É a velha lógica da expansão se sobrepondo à eficiência! As obras nas esferas municipais são apenas a cortina para os verdadeiros interesses.
São inúmeros os questionamentos de ordem jurídica, incluindo do MPF que sustenta a inconstitucionalidade da proposta. Aliás, não deveria ser essa a reflexão que seria esperada por um relator de CCJC? Talvez a biografia do relator explique as razões de não tê-la feito.
A PEC 65 está associada a um conjunto de outras iniciativas, aparentando uma ação coordenada, de ataques à legislação que ordena o licenciamento, que vão do CONAMA (Conselho Nacional do Meio Ambiente), às assembleias estaduais, passando pelo Congresso Nacional (já comentadas parcialmente na coluna “O lamaçal e as estradas”)

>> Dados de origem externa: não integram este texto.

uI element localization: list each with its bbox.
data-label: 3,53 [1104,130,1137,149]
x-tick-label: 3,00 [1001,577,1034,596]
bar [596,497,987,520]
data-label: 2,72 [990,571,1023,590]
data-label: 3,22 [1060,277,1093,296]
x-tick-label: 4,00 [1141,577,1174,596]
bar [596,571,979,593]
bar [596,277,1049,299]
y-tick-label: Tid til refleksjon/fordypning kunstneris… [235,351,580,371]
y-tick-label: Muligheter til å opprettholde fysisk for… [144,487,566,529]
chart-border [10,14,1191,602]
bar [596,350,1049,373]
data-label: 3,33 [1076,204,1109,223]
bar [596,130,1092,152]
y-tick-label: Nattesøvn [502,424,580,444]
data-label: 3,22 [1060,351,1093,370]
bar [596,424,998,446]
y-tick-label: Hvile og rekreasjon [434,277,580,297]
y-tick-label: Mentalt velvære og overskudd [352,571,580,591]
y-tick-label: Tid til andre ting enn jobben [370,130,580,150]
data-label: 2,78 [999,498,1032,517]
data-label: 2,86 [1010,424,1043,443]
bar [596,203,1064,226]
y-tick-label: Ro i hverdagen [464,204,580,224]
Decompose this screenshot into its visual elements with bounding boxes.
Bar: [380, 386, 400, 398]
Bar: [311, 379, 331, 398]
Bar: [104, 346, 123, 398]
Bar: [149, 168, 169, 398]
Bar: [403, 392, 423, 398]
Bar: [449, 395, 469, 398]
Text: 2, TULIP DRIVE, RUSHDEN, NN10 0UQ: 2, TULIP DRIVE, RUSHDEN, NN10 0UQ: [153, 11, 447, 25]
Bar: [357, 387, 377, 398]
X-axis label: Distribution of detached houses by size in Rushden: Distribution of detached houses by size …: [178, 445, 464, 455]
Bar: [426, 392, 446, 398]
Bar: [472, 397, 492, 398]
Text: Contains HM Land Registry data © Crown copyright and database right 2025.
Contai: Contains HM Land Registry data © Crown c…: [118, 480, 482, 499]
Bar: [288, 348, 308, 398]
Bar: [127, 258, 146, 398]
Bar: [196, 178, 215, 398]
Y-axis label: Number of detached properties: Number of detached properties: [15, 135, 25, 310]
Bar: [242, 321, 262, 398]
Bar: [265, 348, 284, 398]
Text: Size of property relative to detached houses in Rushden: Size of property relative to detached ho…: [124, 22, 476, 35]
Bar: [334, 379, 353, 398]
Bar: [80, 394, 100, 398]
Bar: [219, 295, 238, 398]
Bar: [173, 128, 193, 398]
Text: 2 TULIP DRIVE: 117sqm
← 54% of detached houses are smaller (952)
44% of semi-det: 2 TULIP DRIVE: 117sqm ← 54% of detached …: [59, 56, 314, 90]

Enquanto estamos atônitos e lutando contra a carnificina que se observa nas rodovias, lutando pela aprovação de leis que garantam a adoção de medidas para sua mitigação, ou melhor que isso, lutando para que a legislação já consolidada seja aplicada com qualidade por empreendedores, consultores e analistas, surgem iniciativas como a PEC 65, que simplesmente sepultam ou roubam a única arena disponível para evitar e mitigar os impactos destas infraestruturas: o licenciamento ambiental.
O que fazer?
Preciso pensar… Pelo menos até a próxima coluna!
PS: essa coluna é sobre estradas e fauna. Nem sempre falarei da fauna silvestre. Às vezes, preciso estender um olhar à fauna de Brasília ou outros centros de poder. Infelizmente o destino da fauna silvestre é muito dependente dessa fauna urbana.